If we’re going to seize this moment, we have to fundamentally rethink how our union works – at least until there’s a vaccine.
Face-to-face conversations, across-the-table bargaining, and crowded local meetings have always been an important part of our solidarity and our strength. But now they put at risk the very things we value most – the health and safety of our families, our communities, and the people we help.
Nobody will be more disappointed than me if we can’t have in-person meetings in the foreseeable future. But we have a responsibility to ask the difficult question: is it worth the risk of spreading the virus to OPSEU members and then on to the people they care for?
Still, it’s crucial that we keep up our strength by keeping connected with one another. So, it’s time for us to get creative – online meetings and the constructive use of social media.
Because make no mistake, if we don’t figure out how to stand strong together at a distance, the opportunities we face could as easily turn into the beginning of a long, slow decline in our hard-won labour rights.

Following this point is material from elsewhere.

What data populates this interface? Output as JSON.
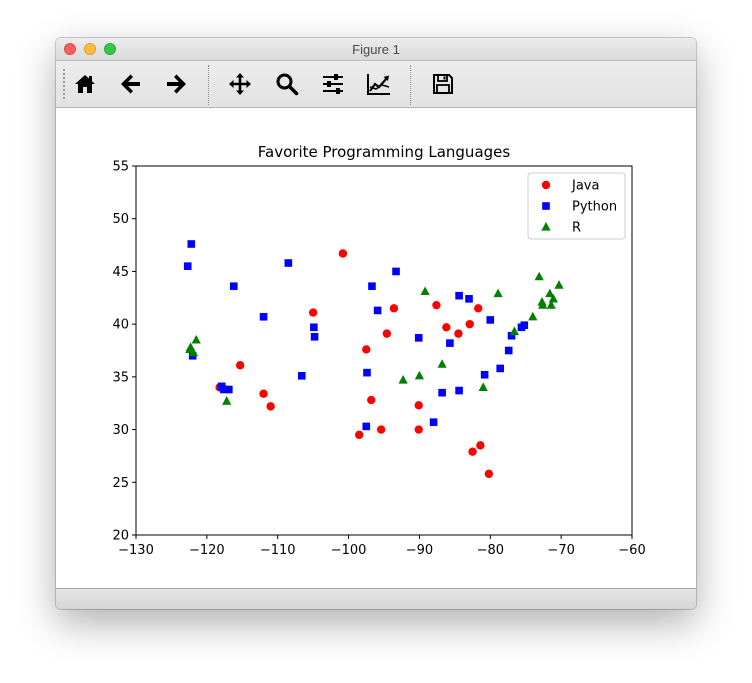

Already, the government has enshrined into law the power to suspend important provisions in many of our collective agreements. Now, we can’t fault the government for wanting the ability to react quickly to new outbreaks. But if workers are divided and allow government to wield this new power irresponsibly, our collective bargaining rights will suffer. We can’t let that happen.
Nor can we allow women on the front lines to bear the economic brunt of the pandemic. Women have suffered the most job losses because of COVID-19. And since women continue to be responsible for the majority of child and senior care in most families, even more of them may be forced to leave their jobs if we’re hit with a second wave.
It’s crucial that we stand together both at home and at the bargaining table. We need to help take care of our families, and we need to demand from our employers more humane and reasonable leave provisions.
Workers with disabilities are also vulnerable during this pandemic. We must stand together to demand fair accommodations for any who need them as we adjust our workplaces and practices to ensure safety and social distancing.
We must also actively work to ensure justice and fairness for racialized workers. The past six months haven’t been all about COVID-19 – the Black Lives Matters protests also forced us to confront the cruel and damaging systemic racism that persists in our workplaces.
It’s a lot to digest. The road ahead is uncertain and the challenges we face are momentous.
But as I said, there is much for us to celebrate and feel optimistic about this Labour Day weekend.
Standing strong together at a distance, we’ll emerge from this pandemic stronger than we’ve ever been.